Former South Carolina Speaker of the House Bobby Harrell is mulling a return to politics, multiple sources familiar with his plans tell this news site.
Harrell was arguably the most powerful politician in the Palmetto State before he became the first victim of #ProbeGate – an ongoing, multi-jurisdictional investigation into corruption in state government.
In fact, the removal of Harrell from office appears to have been the original objective of this investigation … until the script got flipped on those who initiated the inquiry. Now the investigation has drawn a bead on the political consulting empire of Richard Quinn, a veteran “Republican” strategist whose stable of elected officials clearly intended to benefit from Harrell’s ouster.

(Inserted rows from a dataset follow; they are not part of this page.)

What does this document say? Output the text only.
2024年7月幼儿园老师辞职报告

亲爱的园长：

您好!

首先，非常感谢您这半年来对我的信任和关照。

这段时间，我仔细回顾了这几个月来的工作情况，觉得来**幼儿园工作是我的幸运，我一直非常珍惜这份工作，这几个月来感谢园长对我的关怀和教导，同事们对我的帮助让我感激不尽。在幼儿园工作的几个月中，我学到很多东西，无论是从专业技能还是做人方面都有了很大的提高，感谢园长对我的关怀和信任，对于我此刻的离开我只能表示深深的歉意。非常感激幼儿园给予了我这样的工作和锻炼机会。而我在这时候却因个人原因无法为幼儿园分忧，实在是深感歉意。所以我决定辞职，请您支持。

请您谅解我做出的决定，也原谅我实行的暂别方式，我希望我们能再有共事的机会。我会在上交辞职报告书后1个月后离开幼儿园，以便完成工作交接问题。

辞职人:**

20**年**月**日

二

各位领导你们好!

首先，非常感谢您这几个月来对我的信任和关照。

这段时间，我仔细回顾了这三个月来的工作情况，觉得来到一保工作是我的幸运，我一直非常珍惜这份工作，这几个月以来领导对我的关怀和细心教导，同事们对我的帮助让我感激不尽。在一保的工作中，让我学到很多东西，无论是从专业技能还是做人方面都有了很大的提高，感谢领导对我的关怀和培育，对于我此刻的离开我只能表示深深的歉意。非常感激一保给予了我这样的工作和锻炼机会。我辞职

In October 2014, Harrell pleaded guilty to committing six ethics violations. He received a year of probation, tens of thousands of dollars in fines and was required to resign his office.
Harrell also agreed to cooperate with investigators in the ongoing investigation – which he has done.
Another term of Harrell’s plea deal was that he agree not to hold or seek office for a period of three years – which prohibited him from running in the 2014 and 2016 election cycles.
He is eligible to run for office in 2018, however, and is “seriously considering” doing so according to one source intimately familiar with this plans.
Harrell was first elected to the S.C. House of Representatives in 1993 – and promptly chosen as the chairman of the chamber’s freshman caucus. From 1997 to 1999 he served as House majority leader and from 1999 to 2005 he was chairman of the chamber’s influential ways and means committee – which gets the first crack at writing the state budget each year. In 2005, Harrell was elected Speaker of the House – replacing David Wilkins, who was appointed by former U.S. president George W. Bush as America’s ambassador to Canada.
He served in that role until his resignation in 2014.
Our view of Harrell’s tenure? It wasn’t favorable … at all.
We consistently battled with him over his fiscally liberal governing philosophy, repeatedly pointing out that his allegiance to the state’s failed status quo was holding South Carolina back economically, academically and on a host of other fronts. The outcomes achieved (or rather not achieved) during Harrell’s reign certainly supported our contention, too.
Unlike some, though, we haven’t rejoiced in Harrell’s downfall. Once he gave up his office, we had no beef with him. And frankly, it’s become abundantly clear in the intervening years that the cabal which ran him out of office on a rail was involved in some far more serious shenanigans.
Does this mean we support Harrell’s return to politics? No, it does not. We cannot envision a scenario in which we would endorse him for any position of public trust – although in the event he declares himself as a candidate for elected office we will certainly do our best to keep an open mind.
And like any candidate, we will allow him the opportunity to make his case to our readers.
Which office is Harrell seeking as he plots his comeback?
It’s not immediately clear.
The S.C. House District 114 (map) seat Harrell previously held was won by Democrat Mary Tinkler in 2014, but former Charleston County “Republican” party chairman Lin Bennett reclaimed it for the GOP in 2016.
Bennett has been one of Harrell’s biggest supporters, incidentally. In fact, many believed she originally ran for this seat in order to be a “placeholder” for the influential former lawmaker.
Sources close to Bennett tell us those reports are inaccurate, though, and that she has every intention of filing for the 2018 GOP primary election for S.C. House District 114 – and winning another term in Columbia.
“She’ll just outwork him,” one source close to Bennett told us.